Amirul Mukminin Sayyidina Umar bin Khattab, dikenal sebagai sosok pemimpin yang adil dan bijaksana. Salah satu kebiasaannya adalah berjalan santai menyusuri jalan-jalan sempit di kota Madinah, baik di siang maupun malam hari. Dengan langkah gontai namun pasti, beliau mengamati setiap sudut kota tanpa lelah, memperhatikan keadaan rakyatnya dan memastikan keadilan berjalan dengan baik.
Suatu hari, ketika sedang melakukan rutinitas tersebut, Sayyidina Umar bertemu dengan seorang pemuda yang tampak aneh. Sesuatu yang janggal terlihat di balik baju pemuda itu, sehingga Sayyidina Umar bertanya dengan nada tegas:
"Sepertinya ada yang aneh darimu. Apakah engkau sedang menyembunyikan sesuatu dariku? Apa yang ada di balik bajumu itu, anak muda?"
Pertanyaan itu membuat pemuda tersebut tersentak kaget. Rasa takut dan panik melanda dirinya. Ia hanya bisa merunduk dengan kaki yang gemetar. Pemuda itu adalah seorang yang terbiasa mabuk, dan di balik bajunya tersimpan sebotol arak. Namun, untuk mengakui hal itu di hadapan Sayyidina Umar, ia merasa sungkan dan malu.
Ketika Sayyidina Umar mengulangi pertanyaannya, pemuda itu tetap diam dengan mata tertunduk ke tanah. Dalam hatinya, ia berdoa dengan khusyuk: "Duhai Tuhanku, aku mohon jangan Engkau permalukan aku di hadapan Sayyidina Umar. Jangan Engkau bongkar kedokku dihadapannya. Lindungi aku kali ini saja. Aku berjanji setelah ini aku tidak akan minum bahkan menyentuh arak lagi."
Setelah beberapa saat yang terasa sangat panjang, pemuda itu akhirnya menjawab: "Wahai Amirul Mukminin, yang kusembunyikan di balik bajuku dari tadi adalah cuka."
Sayyidina Umar lalu berkata tegas, "Tampakkan padaku hingga aku melihatnya."
Dengan penuh keyakinan dan kepasrahan, pemuda itu menyingkap bajunya dan menyerahkan botol yang berisi arak kepada sang khalifah. Namun, dengan izin Allah, arak tersebut tampak di mata Sayyidina Umar hanya berupa air cuka.

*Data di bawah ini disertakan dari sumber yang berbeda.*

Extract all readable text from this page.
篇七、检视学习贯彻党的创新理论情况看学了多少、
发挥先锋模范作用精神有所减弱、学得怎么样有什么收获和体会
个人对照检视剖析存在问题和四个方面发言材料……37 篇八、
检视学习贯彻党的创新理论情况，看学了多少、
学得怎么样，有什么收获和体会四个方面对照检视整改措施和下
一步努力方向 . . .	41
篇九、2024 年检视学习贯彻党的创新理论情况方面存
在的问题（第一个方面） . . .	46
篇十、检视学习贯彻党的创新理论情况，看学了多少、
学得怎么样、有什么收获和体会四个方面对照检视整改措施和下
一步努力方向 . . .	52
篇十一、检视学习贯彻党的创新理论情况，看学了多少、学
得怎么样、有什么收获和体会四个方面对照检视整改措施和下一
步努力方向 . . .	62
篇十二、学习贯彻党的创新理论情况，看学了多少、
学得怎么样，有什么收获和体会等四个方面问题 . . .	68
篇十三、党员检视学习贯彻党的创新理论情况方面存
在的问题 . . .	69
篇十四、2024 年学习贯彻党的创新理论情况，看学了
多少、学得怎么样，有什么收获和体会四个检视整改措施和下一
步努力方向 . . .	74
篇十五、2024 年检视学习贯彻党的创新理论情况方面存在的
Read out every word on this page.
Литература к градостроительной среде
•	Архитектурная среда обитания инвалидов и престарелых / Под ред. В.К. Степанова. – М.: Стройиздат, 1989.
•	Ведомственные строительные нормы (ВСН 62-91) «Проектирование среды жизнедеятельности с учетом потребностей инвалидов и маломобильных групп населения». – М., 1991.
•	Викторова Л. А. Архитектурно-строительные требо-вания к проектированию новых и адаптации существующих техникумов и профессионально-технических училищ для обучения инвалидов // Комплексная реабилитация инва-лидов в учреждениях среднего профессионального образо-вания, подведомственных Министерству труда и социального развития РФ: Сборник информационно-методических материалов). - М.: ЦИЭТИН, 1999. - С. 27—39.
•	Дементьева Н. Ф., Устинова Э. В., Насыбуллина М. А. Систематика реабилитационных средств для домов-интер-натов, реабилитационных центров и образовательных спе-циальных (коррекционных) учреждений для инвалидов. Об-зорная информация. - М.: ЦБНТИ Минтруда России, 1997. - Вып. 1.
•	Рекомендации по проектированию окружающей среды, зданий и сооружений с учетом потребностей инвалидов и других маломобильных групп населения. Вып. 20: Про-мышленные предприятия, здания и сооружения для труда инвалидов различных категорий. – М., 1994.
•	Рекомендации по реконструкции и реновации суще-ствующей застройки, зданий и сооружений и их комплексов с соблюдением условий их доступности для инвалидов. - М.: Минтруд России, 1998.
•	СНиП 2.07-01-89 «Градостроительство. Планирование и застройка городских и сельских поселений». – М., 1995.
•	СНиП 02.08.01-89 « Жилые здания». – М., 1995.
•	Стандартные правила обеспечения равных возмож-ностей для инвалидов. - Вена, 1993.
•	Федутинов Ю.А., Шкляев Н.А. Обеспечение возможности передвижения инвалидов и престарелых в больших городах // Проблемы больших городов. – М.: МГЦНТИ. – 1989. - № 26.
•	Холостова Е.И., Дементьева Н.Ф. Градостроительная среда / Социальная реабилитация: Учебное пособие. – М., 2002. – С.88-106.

Kisah ini menunjukkan bagaimana kejujuran dan doa yang tulus bisa membawa keajaiban. Allah melindungi pemuda tersebut dari rasa malu dan memberinya kesempatan untuk memperbaiki diri. Ini juga menggambarkan sifat bijaksana dan penuh rahmat dari Sayyidina Umar bin Khattab sebagai seorang pemimpin.
Referensi:
- Kitab Mukasyafatul Qulub, Imam al-Ghazali, hlm. 27-28.